Performance results show that the 2.51‑bit dynamically quantized model achieves the highest average accuracy across all tasks, closely matching the original R1. All 4‑bit quantization methods retain performance comparable to the unquantized baseline, while 3‑bit methods begin to exhibit collapse, especially on the more demanding AIME 2024 and MuSiQue tasks. Pruning at 50 % leads to a dramatic drop in accuracy, rendering the models largely unusable for complex reasoning. Distilled Qwen models generally outperform distilled Llama models, indicating that the teacher model’s architecture influences downstream reasoning robustness.

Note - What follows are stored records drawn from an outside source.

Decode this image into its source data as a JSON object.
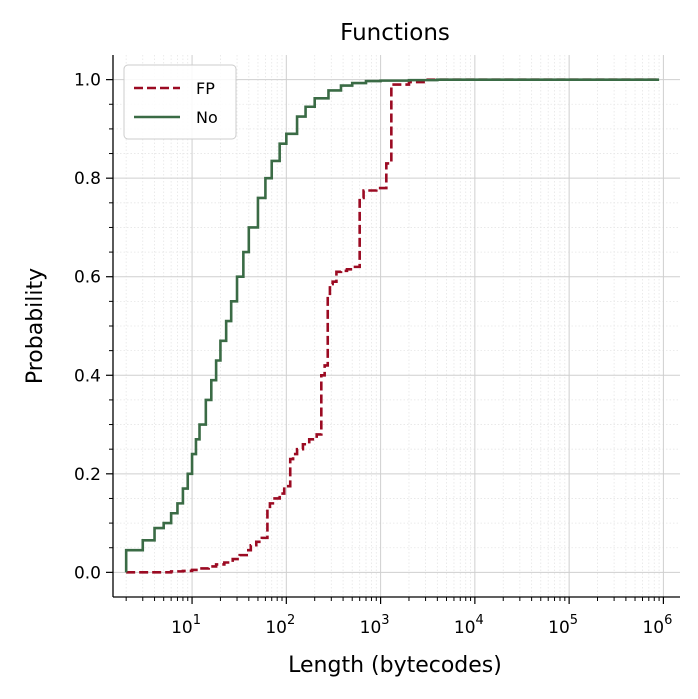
{
  "chart_data": {
    "type": "line",
    "title": "Functions",
    "xlabel": "Length (bytecodes)",
    "ylabel": "Probability",
    "xscale": "log",
    "xlim": [
      1.45,
      1500000
    ],
    "ylim": [
      -0.05,
      1.05
    ],
    "x_ticks": [
      {
        "value": 10,
        "base": "10",
        "exp": "1"
      },
      {
        "value": 100,
        "base": "10",
        "exp": "2"
      },
      {
        "value": 1000,
        "base": "10",
        "exp": "3"
      },
      {
        "value": 10000,
        "base": "10",
        "exp": "4"
      },
      {
        "value": 100000,
        "base": "10",
        "exp": "5"
      },
      {
        "value": 1000000,
        "base": "10",
        "exp": "6"
      }
    ],
    "y_ticks": [
      {
        "value": 0.0,
        "label": "0.0"
      },
      {
        "value": 0.2,
        "label": "0.2"
      },
      {
        "value": 0.4,
        "label": "0.4"
      },
      {
        "value": 0.6,
        "label": "0.6"
      },
      {
        "value": 0.8,
        "label": "0.8"
      },
      {
        "value": 1.0,
        "label": "1.0"
      }
    ],
    "grid": true,
    "legend_position": "top-left",
    "series": [
      {
        "name": "FP",
        "color": "#9b0a22",
        "style": "dashed",
        "step": true,
        "points": [
          [
            2,
            0.0
          ],
          [
            4,
            0.0
          ],
          [
            6,
            0.002
          ],
          [
            8,
            0.003
          ],
          [
            10,
            0.005
          ],
          [
            12,
            0.008
          ],
          [
            15,
            0.012
          ],
          [
            18,
            0.016
          ],
          [
            22,
            0.02
          ],
          [
            27,
            0.027
          ],
          [
            32,
            0.035
          ],
          [
            38,
            0.045
          ],
          [
            42,
            0.055
          ],
          [
            48,
            0.062
          ],
          [
            55,
            0.07
          ],
          [
            63,
            0.13
          ],
          [
            67,
            0.14
          ],
          [
            75,
            0.15
          ],
          [
            85,
            0.16
          ],
          [
            95,
            0.175
          ],
          [
            110,
            0.23
          ],
          [
            118,
            0.24
          ],
          [
            130,
            0.25
          ],
          [
            150,
            0.26
          ],
          [
            175,
            0.27
          ],
          [
            210,
            0.28
          ],
          [
            235,
            0.4
          ],
          [
            255,
            0.42
          ],
          [
            275,
            0.56
          ],
          [
            290,
            0.585
          ],
          [
            310,
            0.59
          ],
          [
            340,
            0.61
          ],
          [
            380,
            0.612
          ],
          [
            440,
            0.615
          ],
          [
            500,
            0.62
          ],
          [
            600,
            0.76
          ],
          [
            660,
            0.775
          ],
          [
            900,
            0.78
          ],
          [
            1150,
            0.83
          ],
          [
            1300,
            0.99
          ],
          [
            2000,
            0.995
          ],
          [
            3000,
            1.0
          ],
          [
            900000,
            1.0
          ]
        ]
      },
      {
        "name": "No",
        "color": "#3a6b45",
        "style": "solid",
        "step": true,
        "points": [
          [
            2,
            0.0
          ],
          [
            2,
            0.045
          ],
          [
            3,
            0.065
          ],
          [
            4,
            0.09
          ],
          [
            5,
            0.1
          ],
          [
            6,
            0.12
          ],
          [
            7,
            0.14
          ],
          [
            8,
            0.17
          ],
          [
            9,
            0.2
          ],
          [
            10,
            0.24
          ],
          [
            11,
            0.27
          ],
          [
            12,
            0.3
          ],
          [
            14,
            0.35
          ],
          [
            16,
            0.39
          ],
          [
            18,
            0.43
          ],
          [
            20,
            0.47
          ],
          [
            23,
            0.51
          ],
          [
            26,
            0.55
          ],
          [
            30,
            0.6
          ],
          [
            35,
            0.65
          ],
          [
            40,
            0.7
          ],
          [
            50,
            0.76
          ],
          [
            60,
            0.8
          ],
          [
            70,
            0.835
          ],
          [
            85,
            0.87
          ],
          [
            100,
            0.89
          ],
          [
            130,
            0.925
          ],
          [
            160,
            0.945
          ],
          [
            200,
            0.962
          ],
          [
            280,
            0.978
          ],
          [
            380,
            0.988
          ],
          [
            500,
            0.993
          ],
          [
            700,
            0.997
          ],
          [
            1000,
            0.998
          ],
          [
            2000,
            0.999
          ],
          [
            4000,
            1.0
          ],
          [
            900000,
            1.0
          ]
        ]
      }
    ]
  }
}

Beyond raw performance, the authors conduct a fine‑grained mechanistic interpretability analysis to locate which weight matrices are most critical for reasoning. They define four core reasoning behaviors—backtracking, uncertainty estimation, example testing, and adding knowledge—annotated on 120 instances using GPT‑4o. Using a Difference‑of‑Means approach they extract steering vectors for each linear module, then apply attribution patching to compute an importance score for each module with respect to each behavior. Scores are normalized to relative importance (RI) and compared between original and compressed models to quantify “importance shift.”

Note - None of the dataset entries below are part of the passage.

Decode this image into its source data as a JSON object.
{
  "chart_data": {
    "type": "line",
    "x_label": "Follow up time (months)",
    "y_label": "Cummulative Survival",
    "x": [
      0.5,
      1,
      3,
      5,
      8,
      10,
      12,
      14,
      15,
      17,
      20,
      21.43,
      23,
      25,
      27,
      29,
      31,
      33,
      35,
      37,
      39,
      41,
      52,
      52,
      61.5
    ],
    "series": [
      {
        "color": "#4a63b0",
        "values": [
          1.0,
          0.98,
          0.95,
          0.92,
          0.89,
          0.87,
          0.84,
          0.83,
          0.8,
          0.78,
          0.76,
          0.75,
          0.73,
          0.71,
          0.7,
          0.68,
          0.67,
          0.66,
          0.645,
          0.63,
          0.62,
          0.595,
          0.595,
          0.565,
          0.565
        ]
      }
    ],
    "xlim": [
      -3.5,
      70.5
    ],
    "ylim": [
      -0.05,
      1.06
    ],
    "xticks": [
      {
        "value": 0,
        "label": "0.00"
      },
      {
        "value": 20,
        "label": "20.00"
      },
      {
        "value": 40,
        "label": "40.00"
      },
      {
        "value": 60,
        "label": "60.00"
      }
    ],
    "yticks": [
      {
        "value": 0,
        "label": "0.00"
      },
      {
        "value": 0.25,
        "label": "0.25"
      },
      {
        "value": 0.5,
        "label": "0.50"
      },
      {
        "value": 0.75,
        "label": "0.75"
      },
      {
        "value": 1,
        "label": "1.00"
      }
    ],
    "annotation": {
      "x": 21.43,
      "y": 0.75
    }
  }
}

Key interpretability findings are: (1) The sheer number of weights impacts knowledge memorization more than reasoning ability, suggesting that pruning and distillation can be hazardous for tasks requiring extensive parametric knowledge. (2) In distilled models, the final‑layer MLP up‑projection matrix consistently receives the highest importance across all four reasoning behaviors. Quantizing this matrix down to 3‑bit causes a 16.3 % drop in average accuracy, confirming its critical role. (3) Current quantization pipelines over‑compress the final‑layer modules and the MLP gate projection. Protecting merely 2 % of the total weights—specifically those heavily compressed—recovers 6.57 % of average accuracy, with gains up to 23.17 % over the state‑of‑the‑art quantized models. This effect also holds for pruning, indicating that the final layer is a universal bottleneck.

The paper releases all code and data (https://github.com/psunlpgroup/Compression-Effects) to ensure reproducibility. Additional analyses—including test‑time compute, collapse points for higher compression ratios, and extensions to non‑R1 model families—are provided in the appendices.

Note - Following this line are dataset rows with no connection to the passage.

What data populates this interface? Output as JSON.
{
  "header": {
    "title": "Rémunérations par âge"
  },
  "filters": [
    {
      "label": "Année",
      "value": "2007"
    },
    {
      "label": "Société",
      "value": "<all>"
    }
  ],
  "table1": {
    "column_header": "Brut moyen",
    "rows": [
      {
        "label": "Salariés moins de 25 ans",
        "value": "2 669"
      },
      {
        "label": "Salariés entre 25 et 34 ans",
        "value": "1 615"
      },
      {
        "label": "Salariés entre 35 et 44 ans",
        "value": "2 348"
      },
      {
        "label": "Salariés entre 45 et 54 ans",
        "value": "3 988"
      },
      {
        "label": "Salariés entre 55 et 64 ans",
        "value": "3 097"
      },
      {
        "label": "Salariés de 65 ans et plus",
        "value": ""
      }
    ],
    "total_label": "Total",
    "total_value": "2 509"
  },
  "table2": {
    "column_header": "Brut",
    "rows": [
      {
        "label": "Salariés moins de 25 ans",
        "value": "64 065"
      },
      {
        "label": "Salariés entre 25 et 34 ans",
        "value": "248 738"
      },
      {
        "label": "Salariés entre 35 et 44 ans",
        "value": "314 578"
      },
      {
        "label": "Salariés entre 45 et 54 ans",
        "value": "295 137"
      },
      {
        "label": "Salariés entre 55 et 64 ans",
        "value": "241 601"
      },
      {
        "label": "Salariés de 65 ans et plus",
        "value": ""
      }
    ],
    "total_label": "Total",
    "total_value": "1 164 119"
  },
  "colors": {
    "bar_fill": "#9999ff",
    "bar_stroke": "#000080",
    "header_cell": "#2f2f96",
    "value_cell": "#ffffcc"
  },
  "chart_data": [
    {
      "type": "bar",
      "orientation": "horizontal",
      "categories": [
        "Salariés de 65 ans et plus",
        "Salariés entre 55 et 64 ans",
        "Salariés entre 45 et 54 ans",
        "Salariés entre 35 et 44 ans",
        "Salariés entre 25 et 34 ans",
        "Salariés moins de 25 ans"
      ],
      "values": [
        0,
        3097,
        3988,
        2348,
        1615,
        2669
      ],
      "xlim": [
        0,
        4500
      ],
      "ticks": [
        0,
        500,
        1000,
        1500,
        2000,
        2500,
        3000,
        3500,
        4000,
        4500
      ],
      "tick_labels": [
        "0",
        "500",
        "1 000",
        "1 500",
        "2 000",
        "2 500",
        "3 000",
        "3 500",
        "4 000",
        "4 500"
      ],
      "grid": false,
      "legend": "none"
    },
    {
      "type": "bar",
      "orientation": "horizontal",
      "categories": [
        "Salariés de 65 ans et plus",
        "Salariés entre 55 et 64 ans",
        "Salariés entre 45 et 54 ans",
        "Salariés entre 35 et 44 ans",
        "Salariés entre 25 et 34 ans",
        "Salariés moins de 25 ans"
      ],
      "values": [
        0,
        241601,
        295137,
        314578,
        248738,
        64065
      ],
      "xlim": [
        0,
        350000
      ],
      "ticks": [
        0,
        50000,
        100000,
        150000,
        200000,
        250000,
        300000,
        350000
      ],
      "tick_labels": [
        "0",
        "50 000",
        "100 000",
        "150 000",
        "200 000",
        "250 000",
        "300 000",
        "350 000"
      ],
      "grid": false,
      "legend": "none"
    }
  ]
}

Overall, the study delivers three major contributions: (i) a comprehensive benchmark of quantization, distillation, and pruning on diverse reasoning tasks, highlighting that modest compression ratios (e.g., 2.51‑bit) can preserve performance while higher ratios risk collapse; (ii) a novel, fine‑grained interpretability framework that pinpoints the most reasoning‑critical weight matrices, especially the final‑layer MLP up‑projection; and (iii) actionable guidance for future compression research, emphasizing the need to protect final‑layer components during quantization or pruning. The findings suggest that next‑generation compression algorithms should incorporate dynamic protection of critical weights, potentially via meta‑learning or adaptive precision schemes, to maintain reasoning fidelity while still achieving substantial efficiency gains.